The majority of banks and lenders will only approve the application for an auction mortgage if the property is in a liveable condition and immediately habitable or lettable.
Most lenders will be reluctant to lend money for a property in need of so much work and if the property doesn’t have a working kitchen, bathroom and heating system, you might find it more tasking to find a willing lender.
Can I get a mortgage to renovate a property at auction?
That being said, some lenders may be open to loaning money for auction properties in disrepair if the circumstances of the borrower are favourable.

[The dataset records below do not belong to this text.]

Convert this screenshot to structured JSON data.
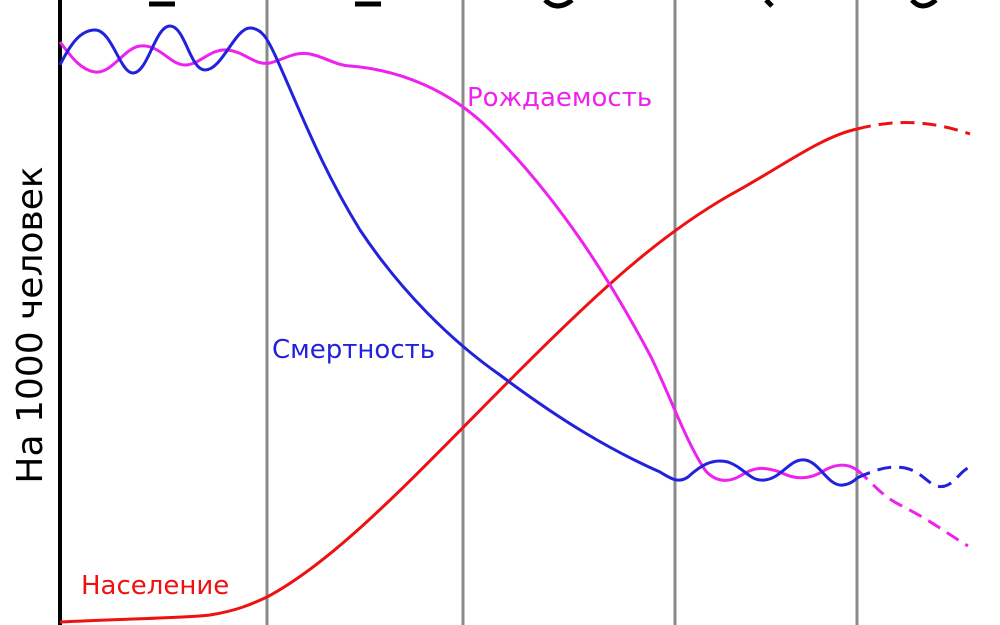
{
  "diagram": {
    "y_axis_label": "На 1000 человек",
    "series": [
      {
        "name": "Рождаемость",
        "color": "#ee22ee"
      },
      {
        "name": "Смертность",
        "color": "#2222dd"
      },
      {
        "name": "Население",
        "color": "#ee1111"
      }
    ],
    "stage_divider_color": "#8a8a8a",
    "axis_color": "#000000",
    "projection_style": "dashed"
  }
}
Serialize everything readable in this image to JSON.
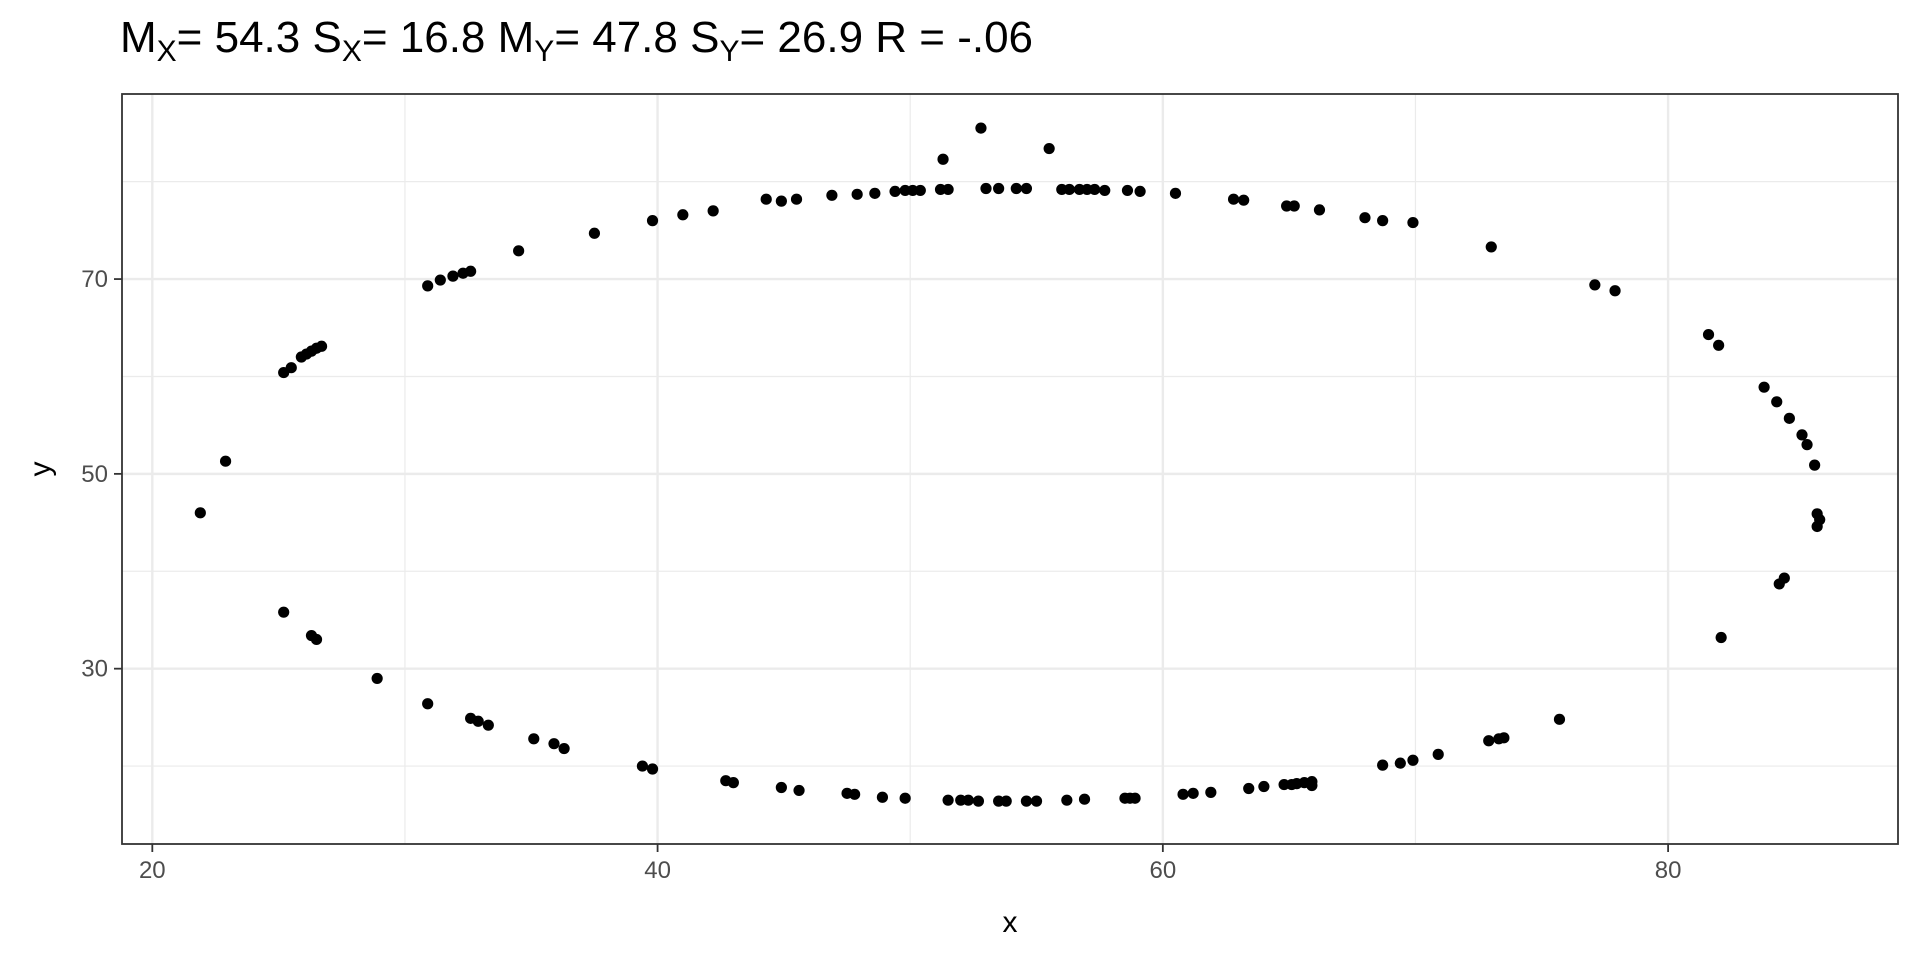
{
  "chart_data": {
    "type": "scatter",
    "title": {
      "mx_label": "M",
      "mx_sub": "X",
      "mx_value": "= 54.3",
      "sx_label": "S",
      "sx_sub": "X",
      "sx_value": "= 16.8",
      "my_label": "M",
      "my_sub": "Y",
      "my_value": "= 47.8",
      "sy_label": "S",
      "sy_sub": "Y",
      "sy_value": "= 26.9",
      "r_text": "R = -.06"
    },
    "xlabel": "x",
    "ylabel": "y",
    "xlim": [
      18.8,
      89.1
    ],
    "ylim": [
      12.0,
      89.0
    ],
    "xticks": [
      20,
      40,
      60,
      80
    ],
    "yticks": [
      30,
      50,
      70
    ],
    "grid": true,
    "legend": "none",
    "point_color": "#000000",
    "points": [
      [
        52.8,
        85.5
      ],
      [
        55.5,
        83.4
      ],
      [
        51.3,
        82.3
      ],
      [
        53.0,
        79.3
      ],
      [
        53.5,
        79.3
      ],
      [
        54.2,
        79.3
      ],
      [
        54.6,
        79.3
      ],
      [
        56.0,
        79.2
      ],
      [
        56.3,
        79.2
      ],
      [
        56.7,
        79.2
      ],
      [
        57.0,
        79.2
      ],
      [
        57.3,
        79.2
      ],
      [
        57.7,
        79.1
      ],
      [
        58.6,
        79.1
      ],
      [
        59.1,
        79.0
      ],
      [
        60.5,
        78.8
      ],
      [
        51.2,
        79.2
      ],
      [
        51.5,
        79.2
      ],
      [
        50.4,
        79.1
      ],
      [
        50.1,
        79.1
      ],
      [
        49.8,
        79.1
      ],
      [
        49.4,
        79.0
      ],
      [
        48.6,
        78.8
      ],
      [
        47.9,
        78.7
      ],
      [
        46.9,
        78.6
      ],
      [
        45.5,
        78.2
      ],
      [
        44.9,
        78.0
      ],
      [
        44.3,
        78.2
      ],
      [
        42.2,
        77.0
      ],
      [
        41.0,
        76.6
      ],
      [
        39.8,
        76.0
      ],
      [
        37.5,
        74.7
      ],
      [
        34.5,
        72.9
      ],
      [
        32.6,
        70.8
      ],
      [
        32.3,
        70.6
      ],
      [
        31.9,
        70.3
      ],
      [
        31.4,
        69.9
      ],
      [
        30.9,
        69.3
      ],
      [
        26.7,
        63.1
      ],
      [
        26.5,
        62.9
      ],
      [
        26.3,
        62.6
      ],
      [
        26.1,
        62.3
      ],
      [
        25.9,
        62.0
      ],
      [
        25.5,
        60.9
      ],
      [
        25.2,
        60.4
      ],
      [
        22.9,
        51.3
      ],
      [
        21.9,
        46.0
      ],
      [
        25.2,
        35.8
      ],
      [
        26.3,
        33.4
      ],
      [
        26.5,
        33.0
      ],
      [
        28.9,
        29.0
      ],
      [
        30.9,
        26.4
      ],
      [
        32.6,
        24.9
      ],
      [
        32.9,
        24.6
      ],
      [
        33.3,
        24.2
      ],
      [
        35.1,
        22.8
      ],
      [
        35.9,
        22.3
      ],
      [
        36.3,
        21.8
      ],
      [
        39.4,
        20.0
      ],
      [
        39.8,
        19.7
      ],
      [
        42.7,
        18.5
      ],
      [
        43.0,
        18.3
      ],
      [
        44.9,
        17.8
      ],
      [
        45.6,
        17.5
      ],
      [
        47.5,
        17.2
      ],
      [
        47.8,
        17.1
      ],
      [
        48.9,
        16.8
      ],
      [
        49.8,
        16.7
      ],
      [
        51.5,
        16.5
      ],
      [
        52.0,
        16.5
      ],
      [
        52.3,
        16.5
      ],
      [
        52.7,
        16.4
      ],
      [
        53.5,
        16.4
      ],
      [
        53.8,
        16.4
      ],
      [
        54.6,
        16.4
      ],
      [
        55.0,
        16.4
      ],
      [
        56.2,
        16.5
      ],
      [
        56.9,
        16.6
      ],
      [
        58.5,
        16.7
      ],
      [
        58.7,
        16.7
      ],
      [
        58.9,
        16.7
      ],
      [
        60.8,
        17.1
      ],
      [
        61.2,
        17.2
      ],
      [
        61.9,
        17.3
      ],
      [
        63.4,
        17.7
      ],
      [
        64.0,
        17.9
      ],
      [
        64.8,
        18.1
      ],
      [
        65.1,
        18.1
      ],
      [
        65.3,
        18.2
      ],
      [
        65.6,
        18.3
      ],
      [
        65.9,
        18.4
      ],
      [
        65.9,
        18.0
      ],
      [
        68.7,
        20.1
      ],
      [
        69.4,
        20.3
      ],
      [
        69.9,
        20.6
      ],
      [
        70.9,
        21.2
      ],
      [
        72.9,
        22.6
      ],
      [
        73.3,
        22.8
      ],
      [
        73.5,
        22.9
      ],
      [
        75.7,
        24.8
      ],
      [
        82.1,
        33.2
      ],
      [
        84.4,
        38.7
      ],
      [
        84.6,
        39.3
      ],
      [
        85.9,
        44.6
      ],
      [
        86.0,
        45.3
      ],
      [
        85.9,
        45.9
      ],
      [
        85.8,
        50.9
      ],
      [
        85.5,
        53.0
      ],
      [
        85.3,
        54.0
      ],
      [
        84.8,
        55.7
      ],
      [
        84.3,
        57.4
      ],
      [
        83.8,
        58.9
      ],
      [
        82.0,
        63.2
      ],
      [
        81.6,
        64.3
      ],
      [
        77.9,
        68.8
      ],
      [
        77.1,
        69.4
      ],
      [
        73.0,
        73.3
      ],
      [
        69.9,
        75.8
      ],
      [
        68.7,
        76.0
      ],
      [
        68.0,
        76.3
      ],
      [
        66.2,
        77.1
      ],
      [
        65.2,
        77.5
      ],
      [
        64.9,
        77.5
      ],
      [
        63.2,
        78.1
      ],
      [
        62.8,
        78.2
      ]
    ]
  }
}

For example, if the borrower were an experienced developer or a professional tradesman, it could be perceived that the likelihood of the property being completed is higher, which could in turn affect the borrower’s ability to repay their loan.
Buying a house at auction with a mortgage can be made possible with the assistance and expertise of a mortgage broker, so seek advice before making an application to avoid wasting money and negatively affecting your credit score.
Can I get a first-time buyer auction mortgage?
First-time buyers have no record of mortgage finance which can make it hard for lenders to predict whether they’ll be good borrowers. Therefore, a first-time buyer wanting to purchase a home at auction may face some challenges when it comes to convincing a lender that they’re reliable borrowers.
The lender may ask for a larger deposit and could also charge a higher rate of interest, though the size of your deposit and the rate you pay for your mortgage will depend on a variety of factors including your income and as mentioned before, the type of property you’re buying.
Every lender is different, so even if you have been rejected for an auction mortgage in the past, our brokers may be able to find you an alternative option.